In eerste instantie heeft Bruderer een methode ontwikkeld waarmee je al die individuele grensbepalingen kunt samenvoegen tot globale profielen. Dat bleek het beste te werken door de indiviuele waarnemingen per 1,25 seconde samen te nemen. Bruderer: “Zo kon ik de individueel aangegeven grenzen bijvoorbeeld beter vergelijken met de grenzen die we voorspelden op basis van muziektheoretische modellen.”

Bruderer: “ Vooral verandering in klankkleur en tempo en ritme kwamen naar voren als sterke signalen.” Verder werd de opdeling van de monofone en de polyfone versie vergeleken. Bruderer: “Een polyfone versie heeft veel meer signalen die een overgang kunnen aangeven. Toch was de opdeling vergelijkbaar met de eenvoudige instrumentale versie. De proefpersonen hebben waarschijnlijk in de polyfone versie toch vooral op de melodie gelet.”

Signalen
Ten slotte is nagegaan hoe goed bestaande muziektheoretische modellen de grenzen die door de proefpersonen werden waargenomen, kunnen voorspellen. Uit die modellen zijn negen soorten signalen gekozen die een overgang aan kunnen geven. Bruderer: “Twee tot drie signalen blijken voldoende te zijn om de grenzen die worden waargenomen goed te voorspellen. Dat zijn een wijziging in timbre, ofwel klankkleur, het voorkomen van een rust en van een lange noot tussen twee korte.

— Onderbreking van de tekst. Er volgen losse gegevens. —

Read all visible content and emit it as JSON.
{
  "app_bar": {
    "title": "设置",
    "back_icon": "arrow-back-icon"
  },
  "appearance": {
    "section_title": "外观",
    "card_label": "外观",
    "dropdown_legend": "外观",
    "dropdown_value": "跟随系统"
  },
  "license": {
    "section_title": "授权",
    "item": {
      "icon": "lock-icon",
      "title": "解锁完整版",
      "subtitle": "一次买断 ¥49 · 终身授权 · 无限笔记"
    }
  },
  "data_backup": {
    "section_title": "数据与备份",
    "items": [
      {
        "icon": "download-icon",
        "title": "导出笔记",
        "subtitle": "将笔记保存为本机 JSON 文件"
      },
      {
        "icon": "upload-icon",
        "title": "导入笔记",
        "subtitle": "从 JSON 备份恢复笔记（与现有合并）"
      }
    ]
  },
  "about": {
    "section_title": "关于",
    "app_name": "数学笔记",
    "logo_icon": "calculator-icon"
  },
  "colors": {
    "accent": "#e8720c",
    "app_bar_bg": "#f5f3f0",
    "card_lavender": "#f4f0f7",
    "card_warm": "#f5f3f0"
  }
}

De modellen waren alleen nog maar geëvalueerd op basis van muzieknotatie en korte muziekfragmenten. Met dit onderzoek hebben we de evaluatie succesvol kunnen uitbreiden naar een vergelijking met perceptuele data.”

Het is niet toevallig dat Michael Bruderer muziek als onderwerp voor zijn promotie heeft. Bruderer: “Muziek is belangrijk voor mij. Ik luister graag naar muziek, ik heb lang in een koor gezongen als Tenor en ik dans veel. Al meer dan tien jaar dans ik Salsa en sinds een jaar de Tango. Voordat ik ging studeren, twijfelde ik nog tussen informatica en muziekwetenschappen. Het is uiteindelijk informatica geworden, maar bij mijn promotie heb ik de onderwerpen mooi kunnen combineren.” Na zijn promotie gaat Michael op wereldreis. “Ik ga in ieder geval mijn zus opzoeken die op dit moment in Colombia woont. En verder heel veel van de wereld zien.”/.

 

Michael Bruderer (1978, Zwitserland) studeerde Computer Science in Lausanne en was een jaar in Granada als ERASMUSstudent. Zijn mastersproject over automatische instrument herkenning, voerde hij uit aan het gerenommeerde Fraunhofer Institute for Digital Technology in Duitsland. Vier jaar geleden startte hij zijn promotieonderzoek over ‘The perception and modelling of structural boundaries in popular music’ aan de J.F. Schoutenschool , met financiële ondersteuning van Philips Research Europe.